20 de junio de 2008

NO TENER MIEDO





XII DOMINGO DEL TIEMPO ORDINARIO- A


En aquel tiempo dijo Jesús a sus apóstoles: "No teman a los hombres. No hay nada oculto que no llegue a descubrirse; no hay nada secreto que no llegue a saberse. Lo que les digo de noche, repítanlo en pleno día, y lo que les digo al oído, pregónenlo desde las azoteas. No tengan miedo a los que matan el cuerpo, pero no pueden matar el alma. Teman, más bien, a quien puede arrojar al lugar de castigo el alma y el cuerpo. ¿No es verdad que se venden dos pajarillos por una moneda?

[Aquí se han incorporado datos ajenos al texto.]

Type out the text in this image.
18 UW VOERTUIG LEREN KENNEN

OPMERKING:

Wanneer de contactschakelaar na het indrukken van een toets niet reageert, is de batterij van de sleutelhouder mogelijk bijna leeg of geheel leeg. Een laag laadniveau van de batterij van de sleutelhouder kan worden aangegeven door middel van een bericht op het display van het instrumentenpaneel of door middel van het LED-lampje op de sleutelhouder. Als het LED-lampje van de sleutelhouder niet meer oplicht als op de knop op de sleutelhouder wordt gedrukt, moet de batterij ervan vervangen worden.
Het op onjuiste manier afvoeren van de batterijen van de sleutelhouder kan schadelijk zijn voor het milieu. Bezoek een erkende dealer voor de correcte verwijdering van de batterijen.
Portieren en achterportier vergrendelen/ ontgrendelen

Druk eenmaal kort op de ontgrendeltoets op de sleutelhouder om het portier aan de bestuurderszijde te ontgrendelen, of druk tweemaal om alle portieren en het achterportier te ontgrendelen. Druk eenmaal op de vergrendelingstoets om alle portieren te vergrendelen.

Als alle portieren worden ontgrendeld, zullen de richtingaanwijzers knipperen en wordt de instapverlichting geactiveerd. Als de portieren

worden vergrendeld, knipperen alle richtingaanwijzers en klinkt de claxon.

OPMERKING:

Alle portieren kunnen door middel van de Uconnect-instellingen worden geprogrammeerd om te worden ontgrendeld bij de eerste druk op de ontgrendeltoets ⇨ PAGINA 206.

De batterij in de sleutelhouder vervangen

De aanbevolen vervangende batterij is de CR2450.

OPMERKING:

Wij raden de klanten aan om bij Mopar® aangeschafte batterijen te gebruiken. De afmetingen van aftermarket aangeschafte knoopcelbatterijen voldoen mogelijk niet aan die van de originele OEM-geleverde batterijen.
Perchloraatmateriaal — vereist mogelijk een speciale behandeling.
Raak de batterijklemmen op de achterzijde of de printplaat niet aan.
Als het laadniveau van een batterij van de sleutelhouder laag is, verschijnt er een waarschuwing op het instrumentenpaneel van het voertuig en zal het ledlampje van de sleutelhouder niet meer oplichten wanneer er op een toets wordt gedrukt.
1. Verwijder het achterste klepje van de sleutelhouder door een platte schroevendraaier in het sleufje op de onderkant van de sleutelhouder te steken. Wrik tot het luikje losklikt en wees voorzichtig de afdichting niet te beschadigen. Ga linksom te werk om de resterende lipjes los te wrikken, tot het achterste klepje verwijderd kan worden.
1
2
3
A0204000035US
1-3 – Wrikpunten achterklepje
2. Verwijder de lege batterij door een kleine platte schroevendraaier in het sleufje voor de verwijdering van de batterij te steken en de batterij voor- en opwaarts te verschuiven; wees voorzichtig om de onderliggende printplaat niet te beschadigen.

Sin embargo, ni uno solo de ellos cae por tierra si no lo permite el Padre. En cuanto a ustedes, hasta los cabellos de su cabeza están contados. Por lo tanto, no tengan miedo, porque ustedes valen mucho más que todos los pájaros del mundo. A quien me reconozca delante de los hombres, yo también lo reconoceré ante mi Padre del cielo; pero al que me niegue delante los hombres, yo también lo negaré ante mi Padre del cielo".

Mt 10,26-33


Por tres veces invita a Jesús a los suyos, en el texto que acabamos de leer, a no tener miedo. Esas palabras suyas, esa insistencia en que perdamos el miedo, no han perdido, en absoluto, vigencia; antes al contrario, son muchos los que, hoy día, viven sumidos en el miedo o, en el mejor de los casos, lo camuflan de mil formas para no hacer frente a esa realidad que, a pesar de todo, sigue estando ahí, minando nuestras alegrías, nuestras seguridades, nuestras confianzas.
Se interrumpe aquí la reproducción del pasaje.